I’m not familiar with these egg bites, but I am familiar with sous vide in general.
The phrase means “under vacuum” in French, and is the term used for a specific cooking method where the food is vacuum sealed, then cooked in a precisely calibrated water bath. Which doesn’t sound like much, I’ll admit.
The vacuum sealing part isn’t the important part, other than keeping the water off the food itself and transmitting heat efficiently. What IS important is the ability of the water bath to reach and maintain an exact temperature, as this is how the food’s actually getting cooked.

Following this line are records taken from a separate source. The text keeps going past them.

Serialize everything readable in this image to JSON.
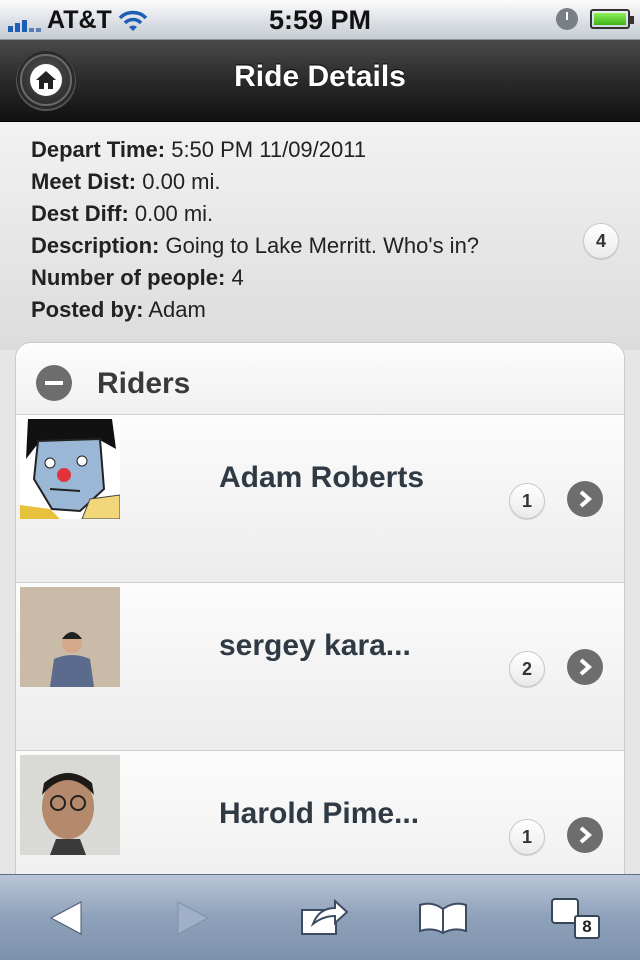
{
  "status_bar": {
    "carrier": "AT&T",
    "time": "5:59 PM"
  },
  "header": {
    "title": "Ride Details",
    "home_icon": "home-icon"
  },
  "details": {
    "depart_time_label": "Depart Time:",
    "depart_time_value": "5:50 PM 11/09/2011",
    "meet_dist_label": "Meet Dist:",
    "meet_dist_value": "0.00 mi.",
    "dest_diff_label": "Dest Diff:",
    "dest_diff_value": "0.00 mi.",
    "description_label": "Description:",
    "description_value": "Going to Lake Merritt. Who's in?",
    "people_label": "Number of people:",
    "people_value": "4",
    "posted_by_label": "Posted by:",
    "posted_by_value": "Adam",
    "count_badge": "4"
  },
  "riders": {
    "title": "Riders",
    "items": [
      {
        "name": "Adam Roberts",
        "count": "1"
      },
      {
        "name": "sergey kara...",
        "count": "2"
      },
      {
        "name": "Harold Pime...",
        "count": "1"
      }
    ]
  },
  "toolbar": {
    "tabs_count": "8"
  },
  "colors": {
    "header_bg": "#1f1f1f",
    "toolbar_bg": "#8ea1ba",
    "rider_name": "#2f3a45"
  }
}
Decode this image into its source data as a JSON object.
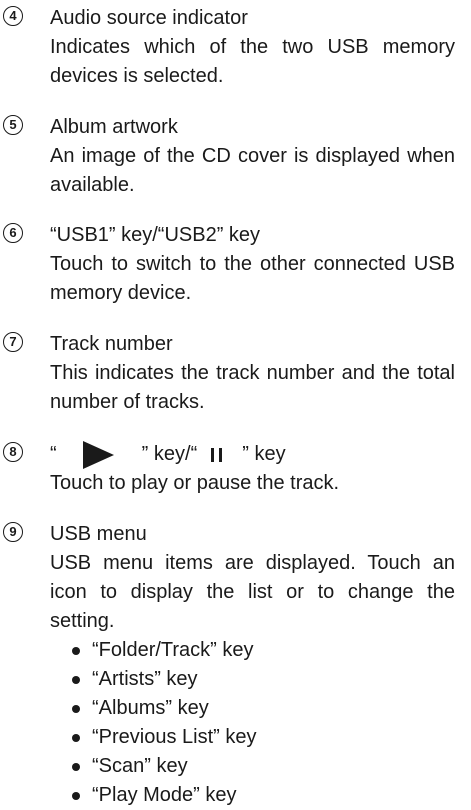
{
  "items": [
    {
      "number": "4",
      "title": "Audio source indicator",
      "description": "Indicates which of the two USB memory devices is selected."
    },
    {
      "number": "5",
      "title": "Album artwork",
      "description": "An image of the CD cover is displayed when available."
    },
    {
      "number": "6",
      "title": "“USB1” key/“USB2” key",
      "description": "Touch to switch to the other connected USB memory device."
    },
    {
      "number": "7",
      "title": "Track number",
      "description": "This indicates the track number and the total number of tracks."
    },
    {
      "number": "8",
      "title_open_quote": "“",
      "title_play_close": "” key/“",
      "title_pause_close": "” key",
      "description": "Touch to play or pause the track."
    },
    {
      "number": "9",
      "title": "USB menu",
      "description": "USB menu items are displayed. Touch an icon to display the list or to change the setting."
    }
  ],
  "usb_menu_keys": [
    "“Folder/Track” key",
    "“Artists” key",
    "“Albums” key",
    "“Previous List” key",
    "“Scan” key",
    "“Play Mode” key"
  ]
}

Let’s use a steak as an example. Plenty of research has been done about how beef cooks, and at what temperatures and times the various events happen as it cooks. So let’s say we want to cook our steak to a nice medium. We’ll arbitrarily say that “medium” equals 140 degrees (there’s a lot of disagreement out there actually). So if we were to cook it using the normal methods- broiler, grill, hot pan, we’ll end up with an outside that’s nicely seared, and the inside at 140. But everything in between will be somewhere between probably 300 and 140, giving us a sort of doneness gradient from outside to inside, and with most of the steak being somewhere above 140. It’s just a consequence of using a fast, high-heat method.
But let’s say we use the sous vide cooker to cook that steak. We can set our water bath to 140, vacuum seal the steak, and plunk it in the water. Since that water’s being kept at 140 and no higher, the entire thing will be cooked to 140, and be “medium” all the way through. From there, we can take it and dry it off, oil it up and sear it in a hot pan/put it over a hot grill/use a blowtorch/under a broiler and get a good sear on the outside. This takes a LOT less time than cooking it, so while we still end up with that doneness gradient, it’s much smaller- like 1/8" or less.

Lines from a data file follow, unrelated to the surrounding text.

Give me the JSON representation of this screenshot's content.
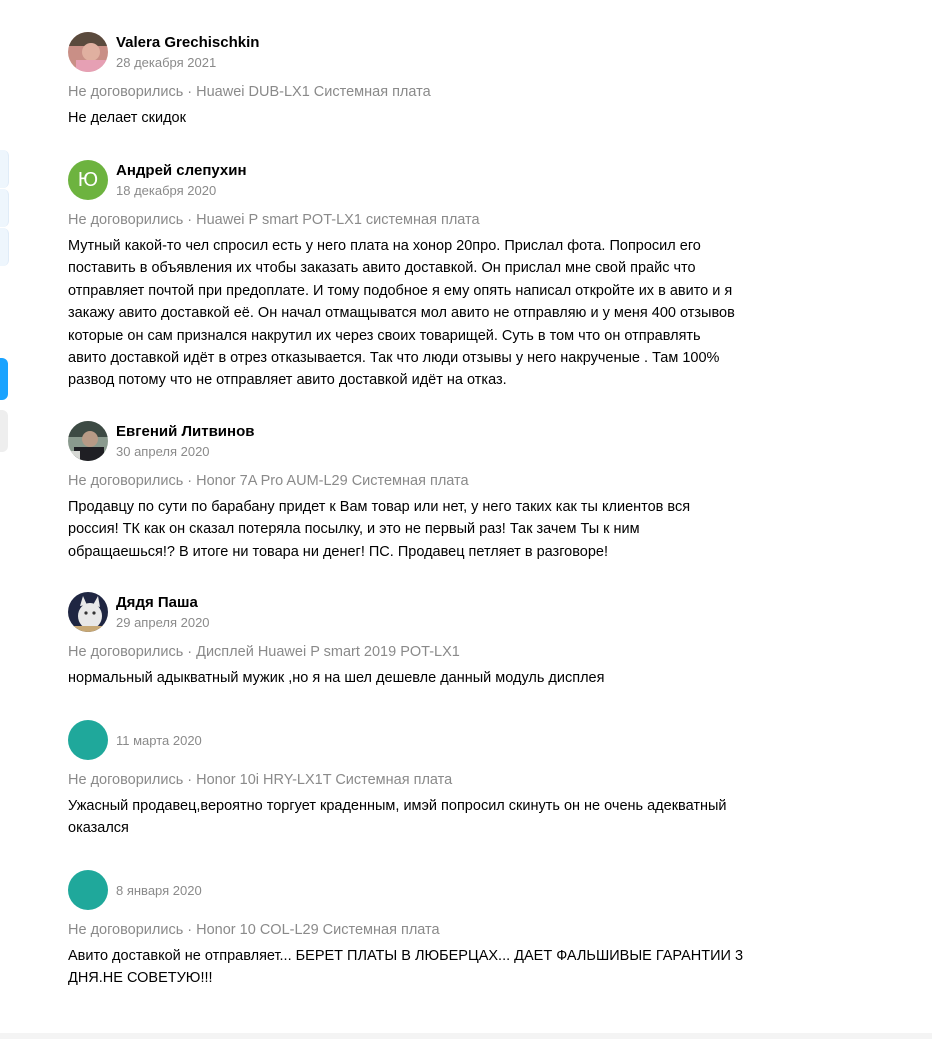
{
  "colors": {
    "meta_gray": "#8a8a8a",
    "avatar_green": "#6db33f",
    "avatar_teal": "#1fa89b",
    "edge_blue": "#1aa3ff"
  },
  "reviews": [
    {
      "author": "Valera Grechischkin",
      "avatar": "photo",
      "date": "28 декабря 2021",
      "meta": "Не договорились · Huawei DUB-LX1 Системная плата",
      "text_lines": [
        "Не делает скидок"
      ]
    },
    {
      "author": "Андрей слепухин",
      "avatar": "letter",
      "avatar_letter": "Ю",
      "date": "18 декабря 2020",
      "meta": "Не договорились · Huawei P smart POT-LX1 системная плата",
      "text_lines": [
        "Мутный какой-то чел спросил есть у него плата на хонор 20про. Прислал фота. Попросил его",
        "поставить в объявления их чтобы заказать авито доставкой. Он прислал мне свой прайс что",
        "отправляет почтой при предоплате. И тому подобное я ему опять написал откройте их в авито и я",
        "закажу авито доставкой её. Он начал отмащыватся мол авито не отправляю и у меня 400 отзывов",
        "которые он сам признался накрутил их через своих товарищей. Суть в том что он отправлять",
        "авито доставкой идёт в отрез отказывается. Так что люди отзывы у него накрученые . Там 100%",
        "развод потому что не отправляет авито доставкой идёт на отказ."
      ]
    },
    {
      "author": "Евгений Литвинов",
      "avatar": "photo",
      "date": "30 апреля 2020",
      "meta": "Не договорились · Honor 7A Pro AUM-L29 Системная плата",
      "text_lines": [
        "Продавцу по сути по барабану придет к Вам товар или нет, у него таких как ты клиентов вся",
        "россия! ТК как он сказал потеряла посылку, и это не первый раз! Так зачем Ты к ним",
        "обращаешься!? В итоге ни товара ни денег! ПС. Продавец петляет в разговоре!"
      ]
    },
    {
      "author": "Дядя Паша",
      "avatar": "photo",
      "date": "29 апреля 2020",
      "meta": "Не договорились · Дисплей Huawei P smart 2019 POT-LX1",
      "text_lines": [
        "нормальный адыкватный мужик ,но я на шел дешевле данный модуль дисплея"
      ]
    },
    {
      "author": "",
      "avatar": "blank",
      "date": "11 марта 2020",
      "meta": "Не договорились · Honor 10i HRY-LX1T Системная плата",
      "text_lines": [
        "Ужасный продавец,вероятно торгует краденным, имэй попросил скинуть он не очень адекватный",
        "оказался"
      ]
    },
    {
      "author": "",
      "avatar": "blank",
      "date": "8 января 2020",
      "meta": "Не договорились · Honor 10 COL-L29 Системная плата",
      "text_lines": [
        "Авито доставкой не отправляет... БЕРЕТ ПЛАТЫ В ЛЮБЕРЦАХ... ДАЕТ ФАЛЬШИВЫЕ ГАРАНТИИ 3",
        "ДНЯ.НЕ СОВЕТУЮ!!!"
      ]
    }
  ]
}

For other dishes where temperature is even more critical and seared outsides aren’t important like fish and eggs, sous vide is even more impressive.
As for equipment, basic steak making doesn’t take anything other than a picnic cooler, Ziploc bags and an accurate thermometer. You just heat the water a little above your desired temp, and let it come to an equilibrium, which ends up cooking your steak.
If you want to do other stuff, you’ll need some sort of circulator/temp controller. There are several consumer-grade ones on the market these days- Anova, Joule, Sansaire, Nomiku, PolyScience and others. They run between about $100-250, depending on which one and what sales are available. I have an Anova one, and it’s great. The only downside is that you sort of have to remember you have it, or else you’ll go off and cook things the old way without thinking about it.